Nuclear weapons have held the world hostage for more than 70 years. Although they possess terrifying power and the world has come close to nuclear war on several occasions, these weapons have only been used twice, in 1945, by the United States against Japan.
Advocates of deterrence believe that nuclear weapons actually kept the peace during the Cold War. The United States and Soviet Union, according to this theory, did not attack each other directly because of the fear that one side or the other would launch an ICBM, the conflict would quickly escalate, and the world would go up in smoke.
Over the course of the nuclear era, there have been plenty of conventional wars. Those conflicts have left millions dead, injured many more, and created today’s unprecedented refugee crisis.
Nuclear weapons possess great potential evil. Conventional wars represent persistent, everyday evil.
The United States has expended a great deal of energy to prevent other countries from acquiring nuclear weapons. It hasn’t eliminated its own arsenal, nor has it of late vigorously pursued arms control agreements with Russia that would achieve global disarmament any time soon. Meanwhile, the United States has initiated or supported a disproportionate number of wars around the world, including ones in Afghanistan and Iraq, Syria and Yemen.
In general, the United States has prioritized nuclear non-proliferation over the prevention of war.
That helps to explain the muted U.S. reactions to the recent Pyongyang summit between North Korean leader Kim Jong Un and South Korean President Moon Jae-in. But it doesn’t make those reactions any less frustrating.
As a result of the third inter-Korean summit, the two countries have agreed to a remarkable set of security measures. The two Koreas will cease military exercises along the Military Demarcation Line (MDL), establish a no-fly zone above the MDL, and establish a maritime peace zone around the Northern Limit Line in the West Sea. Even more dramatically, they announced a plan to turn the most visible symbol of inter-Korean division and hostility – the border area at the 38th parallel – into a peace zone, beginning with the withdrawal of 11 guard posts from the DMZ, the demilitarization of the Joint Security Area, and the creation of a joint team to recover remains within the zone.
And what was the predominant US reaction to these momentous changes? Even though Kim Jon UN did make several proposals to move forward on nuclear disarmament, US politicians and pundits focused on what was missing, namely unilateral moves before the United States reciprocates. These skeptics somehow expect North Korea to provide an inventory of the country’s nuclear capabilities, relinquish its existing weapons, or shut down its plutonium and highly enriched uranium processing facilities simply to show good faith and in the hopes that Washington will remove economic sanctions. In other words, the US skeptics are not interested in the give-and-take of negotiations. They want some sign that North Korea is bending to pressure.

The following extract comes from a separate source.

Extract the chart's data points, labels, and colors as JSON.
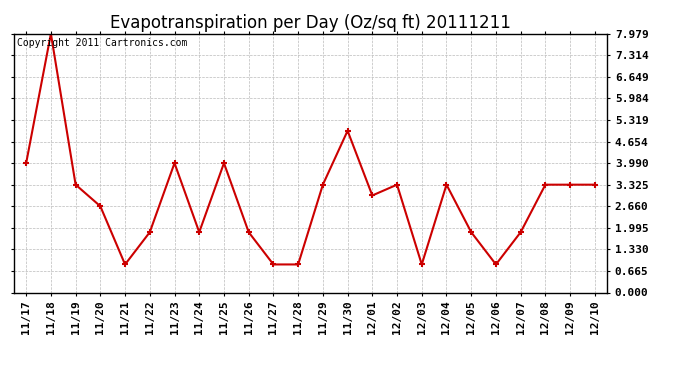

For instance, Rep. Ed Royce (R-CA) tweeted: “”Surprise, surprise: North Korea wants concessions from the US for steps far short of denuclearization. Glad the administration has made no commitments. Maximum pressure campaign should proceed.”
His Republican colleague in the Senate, Lindsey Graham (R-SC) tweeted much the same thing: “While North Korea has stopped testing missiles and nuclear devices, they have NOT moved toward denuclearization.”
“Talk is cheap,” said Bruce Bennett of Rand Corporation. “What Washington has been looking for is action.”
The Trump administration has praised the results of the recent inter-Korean summit. But here, too, US officials have talked about the need to advance the denuclearization agenda.
Obviously, the US preoccupation with nuclear nonproliferation has blinded the foreign policy elite to what is ultimately a more profound development. The two Koreas are not waiting for a peace treaty to replace the armistice that ended the Korean War in 1953. They’re not relying on a US declaration that hostilities have ended. They are actively dismantling the very mechanisms of war on the Korean peninsula.
I don’t necessarily believe that nuclear deterrence kept the peace during the Cold War. First of all, the nuclear powers were exceptionally lucky not to have blown each other up. Second, there were plenty of hot wars during that period, including the Korean War and the Vietnam War, and several of these wars could have escalated to the use of nuclear weapons.
For these and other reasons, I think it’s important to push for nuclear disarmament. Nuclear weapons, even if they haven’t been used in more than 70 years, are extraordinarily dangerous.
But ultimately, the most important task is to prevent war – to prevent the circumstances that would give rise to the potential use of nuclear weapons. In this way, the two Koreas have gotten the order correct. They are focusing on dismantling war structures before the talks on nuclear weapons have really started.
This is a profound lesson for Americans. Instead of seeing the inter-Korean talks as a prelude to the “more important” discussions on nuclear weapons, the United States should see the denuclearization negotiations as supporting Korean efforts to end war on the peninsula.
As long as Washington’s preoccupation with nukes goes hand in hand with conflict reduction between the two Koreas, the nonproliferation agenda is part of the solution. But if denuclearization gets in the way of peace – if squabbling over the particulars of North Korea’s nuclear program disrupts the progress North and South have made on reducing tensions – then it’s part of the problem.